In her book Doughty references a 1961 paper in the Journal of Abnormal and Social Psychology that outlines seven reasons why humans fear dying. The paper suggests that fear of death arises from concerns about
- Grief caused to relatives and friends
- Plans and projects that coming to an end
- The process of dying being painful
- The end of being able to enjoy life experiences
- No longer being able to care for dependants
- What will happen if there is life after death
- What will happen to the body after death
To that list I would add my own personal concern: my house needs a thorough cleaning and things are a little disorganized. I don’t want to leave a mess behind for others to clean up. I know I’m not alone in that: an acquaintance told me she never leaves her house without making sure the kitchen is clean and the beds are made, in case something happens to her when she’s out.
In Europe and North America we don’t like to talk about death. We are “death phobic,” as The Order of the Good Death describes it, which makes it all the more difficult for us when the inevitable happens. Regardless of which of those seven fears resonates most clearly with any one person—and I suspect it’s different for everyone—death comes to us all one way or another.
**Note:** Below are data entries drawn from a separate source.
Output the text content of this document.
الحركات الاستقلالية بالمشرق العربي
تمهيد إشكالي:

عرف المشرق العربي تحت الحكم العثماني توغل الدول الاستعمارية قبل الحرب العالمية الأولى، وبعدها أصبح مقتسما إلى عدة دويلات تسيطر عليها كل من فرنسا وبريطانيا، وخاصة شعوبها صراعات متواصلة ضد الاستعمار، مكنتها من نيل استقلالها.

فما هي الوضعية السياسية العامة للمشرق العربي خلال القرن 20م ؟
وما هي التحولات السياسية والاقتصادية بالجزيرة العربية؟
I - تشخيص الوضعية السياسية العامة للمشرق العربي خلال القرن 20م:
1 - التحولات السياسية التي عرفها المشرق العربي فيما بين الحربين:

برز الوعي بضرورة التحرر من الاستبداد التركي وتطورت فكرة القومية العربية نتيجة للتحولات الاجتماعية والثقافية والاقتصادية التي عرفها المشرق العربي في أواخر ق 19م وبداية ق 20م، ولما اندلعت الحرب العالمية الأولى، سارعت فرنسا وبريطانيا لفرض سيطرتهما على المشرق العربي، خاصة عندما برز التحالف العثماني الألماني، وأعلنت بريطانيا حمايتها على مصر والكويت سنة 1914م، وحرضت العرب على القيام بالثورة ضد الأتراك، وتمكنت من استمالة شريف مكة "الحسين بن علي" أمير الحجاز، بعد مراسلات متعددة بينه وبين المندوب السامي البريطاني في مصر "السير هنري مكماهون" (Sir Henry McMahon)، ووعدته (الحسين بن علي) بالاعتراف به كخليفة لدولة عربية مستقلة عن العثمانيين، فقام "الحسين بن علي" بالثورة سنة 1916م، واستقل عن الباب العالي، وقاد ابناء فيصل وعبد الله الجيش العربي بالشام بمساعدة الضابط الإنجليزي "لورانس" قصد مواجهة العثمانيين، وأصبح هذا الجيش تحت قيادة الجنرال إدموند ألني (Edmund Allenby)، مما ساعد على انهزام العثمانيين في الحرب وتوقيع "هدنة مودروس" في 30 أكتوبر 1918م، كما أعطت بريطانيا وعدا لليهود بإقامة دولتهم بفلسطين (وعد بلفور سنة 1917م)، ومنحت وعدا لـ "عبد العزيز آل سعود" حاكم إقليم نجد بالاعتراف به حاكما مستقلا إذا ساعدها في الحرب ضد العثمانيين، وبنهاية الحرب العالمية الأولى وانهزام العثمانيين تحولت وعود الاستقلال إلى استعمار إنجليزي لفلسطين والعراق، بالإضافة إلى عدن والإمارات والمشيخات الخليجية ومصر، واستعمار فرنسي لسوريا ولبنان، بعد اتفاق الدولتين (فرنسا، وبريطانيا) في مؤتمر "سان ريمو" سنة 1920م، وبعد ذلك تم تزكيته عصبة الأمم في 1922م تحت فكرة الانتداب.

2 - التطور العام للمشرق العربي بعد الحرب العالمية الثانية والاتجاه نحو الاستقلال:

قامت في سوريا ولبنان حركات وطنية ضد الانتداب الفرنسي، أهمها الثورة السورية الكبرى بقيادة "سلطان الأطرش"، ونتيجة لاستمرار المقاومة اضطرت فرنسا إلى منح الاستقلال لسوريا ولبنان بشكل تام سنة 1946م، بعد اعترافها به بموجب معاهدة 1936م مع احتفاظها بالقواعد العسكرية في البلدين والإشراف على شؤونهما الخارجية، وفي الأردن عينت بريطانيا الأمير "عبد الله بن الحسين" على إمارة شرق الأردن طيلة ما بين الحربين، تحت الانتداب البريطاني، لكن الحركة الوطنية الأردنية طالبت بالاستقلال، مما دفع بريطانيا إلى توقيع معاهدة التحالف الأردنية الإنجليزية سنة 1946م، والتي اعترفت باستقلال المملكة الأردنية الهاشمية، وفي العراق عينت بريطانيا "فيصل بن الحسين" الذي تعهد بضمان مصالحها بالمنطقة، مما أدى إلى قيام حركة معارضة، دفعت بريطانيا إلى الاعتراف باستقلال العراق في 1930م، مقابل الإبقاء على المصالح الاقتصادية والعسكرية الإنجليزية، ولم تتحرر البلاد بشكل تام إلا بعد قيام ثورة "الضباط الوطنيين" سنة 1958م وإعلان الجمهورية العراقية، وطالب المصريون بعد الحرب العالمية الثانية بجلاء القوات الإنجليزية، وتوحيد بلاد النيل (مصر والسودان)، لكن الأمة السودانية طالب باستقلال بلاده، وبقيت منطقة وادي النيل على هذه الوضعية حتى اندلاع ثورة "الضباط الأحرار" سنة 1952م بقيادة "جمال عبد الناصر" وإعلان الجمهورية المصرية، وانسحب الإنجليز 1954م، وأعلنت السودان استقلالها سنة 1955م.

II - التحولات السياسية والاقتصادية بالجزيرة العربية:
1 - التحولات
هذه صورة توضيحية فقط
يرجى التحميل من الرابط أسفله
People in Latin America have a more open approach. Beginning on November 1, El día de los muertos (The Day of the Dead) is a two-day celebration that recognizes death as a natural and necessary process and part of the human experience. During El día de los muertos, the dead share in the celebrations, eating, drinking and being merry with their loved ones.
“. . . let us eat and drink, for to-morrow we shall die.” —Isaiah 22:13
Today I will eat, drink and be merry with some departed loved ones—after I clean the bathrooms.